И не дождавшись ответа, привлек немца к себе, долго гладил по волосам. Жгучее кипело в нем желание спрятать Ягера где-нибудь. Да хоть у себя за пазухой, чтобы и не видал никто никогда.
- Не уйду, - прошептал Клаус, и шепот его скользил, вьюжился слезами. И вдруг отстранился, вывернулся из объятий. Осторожно, будто бы сомневаясь, взял Ивушкина за руку, и коротко, как-то жалко, по-собачьи глянув в глаза, потянул за собой, в горницу.
Цепляясь взглядом за сгорбленную, обнаженную спину Ивушкин с досады кусал губы.
- «Предлагаешь мне себя…да у тебя же руки дрожат» - горько думалось Николаю.
Клаус обернулся с вымученной полуулыбкой, силясь удержать в себе остатки духа. В щеки ему бросался жар, острые ключицы омертвело подрагивали, как от смертной судороги. На косившихся врозь ногах он подступил к Ивушкину, не подняв глаз, не бросив ни взгляда – намертво тот был прикован к полу.
Николай молчал, и дышал зверем – через раз, блюдил зорко. И пошевелиться ему было страшно до одури – так он мальчишкой в играх обходил дедов китель в орденах, самое дорогое, что берег, боялся, кабы пылинка лихая на блеск этот не кинулась.
Дрожа, к Николаю легонько тянулась немцева рука – точно стремя на ветру – не удержавши себя, Ивушкин перехватил дрожащие пальцы, прижал к губам. Ощутил, что указательный и средний пальцы обвязаны рубцами, а фаланги их кривило – сломанные кости заворошило, и они против друг друга кривились, когда срастались сызнова.
Стыдясь своего увечья, Клаус вздрогнул, потянул было руку назад, а замест того Ивушкин дернул на себя, исступленно склонив голову, припадая жаром губ к холодно-белым плечам. И остановиться не было никакой силы – из груди Николая лилась забытая, томленная страсть. Такая, какая сызнова была – темная, тягучая. Волокном бросалась она голову и тело.

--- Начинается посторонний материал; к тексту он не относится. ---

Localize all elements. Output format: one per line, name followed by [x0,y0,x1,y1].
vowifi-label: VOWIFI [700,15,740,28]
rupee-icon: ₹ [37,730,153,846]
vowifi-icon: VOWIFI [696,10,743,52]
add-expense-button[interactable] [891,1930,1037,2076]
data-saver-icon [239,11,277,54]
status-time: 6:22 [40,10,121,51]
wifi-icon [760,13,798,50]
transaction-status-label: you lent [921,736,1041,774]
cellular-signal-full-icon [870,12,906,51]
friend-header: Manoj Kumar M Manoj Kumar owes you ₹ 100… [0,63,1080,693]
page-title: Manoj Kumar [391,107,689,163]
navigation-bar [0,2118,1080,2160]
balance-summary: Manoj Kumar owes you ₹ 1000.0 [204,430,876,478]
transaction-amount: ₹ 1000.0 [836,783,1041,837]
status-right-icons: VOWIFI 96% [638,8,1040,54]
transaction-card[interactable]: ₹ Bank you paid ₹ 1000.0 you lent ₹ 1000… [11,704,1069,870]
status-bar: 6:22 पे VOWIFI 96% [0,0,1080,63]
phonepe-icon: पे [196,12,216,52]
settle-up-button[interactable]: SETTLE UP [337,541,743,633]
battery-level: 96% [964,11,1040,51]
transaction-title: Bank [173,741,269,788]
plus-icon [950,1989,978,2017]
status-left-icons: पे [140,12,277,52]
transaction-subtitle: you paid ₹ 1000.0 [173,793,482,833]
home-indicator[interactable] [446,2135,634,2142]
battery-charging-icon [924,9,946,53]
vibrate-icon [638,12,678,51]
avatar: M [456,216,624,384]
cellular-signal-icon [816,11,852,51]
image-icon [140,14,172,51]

Хватая зубами чужую шею, хмелея от щемящего, знакомого запаха волос, Ивушкин стянул немца на пол, намертво прижав к матовым, холодным дощеткам. Дыхание подводило, сбивалось, и отрываясь от Клауса на мгновенье, он захлестывал воздух жадно, целиком. И припадал снова.
Дергает за подбородок, пристально глядит в глаза – Ягер тоже дышит рвано, у него сводит ноги, и все внутрях беснуется, мечется от молота до наковальни. Он отводит взгляд и, видно, уже гневается на себя за бездумную лихость. Улыбается с натягом, но дрожь его путалась, вызванивала зубами, игралась старыми страхами, и поделать с нею ничего Клаус не мог.
И когда Николай прижимал его к себе – горячего и послушного – ухватывался крепко за его плечи, водил носом воздух, силясь свободней дыхнуть, привлечь к себе родной запах и покрепче им окутаться, защититься.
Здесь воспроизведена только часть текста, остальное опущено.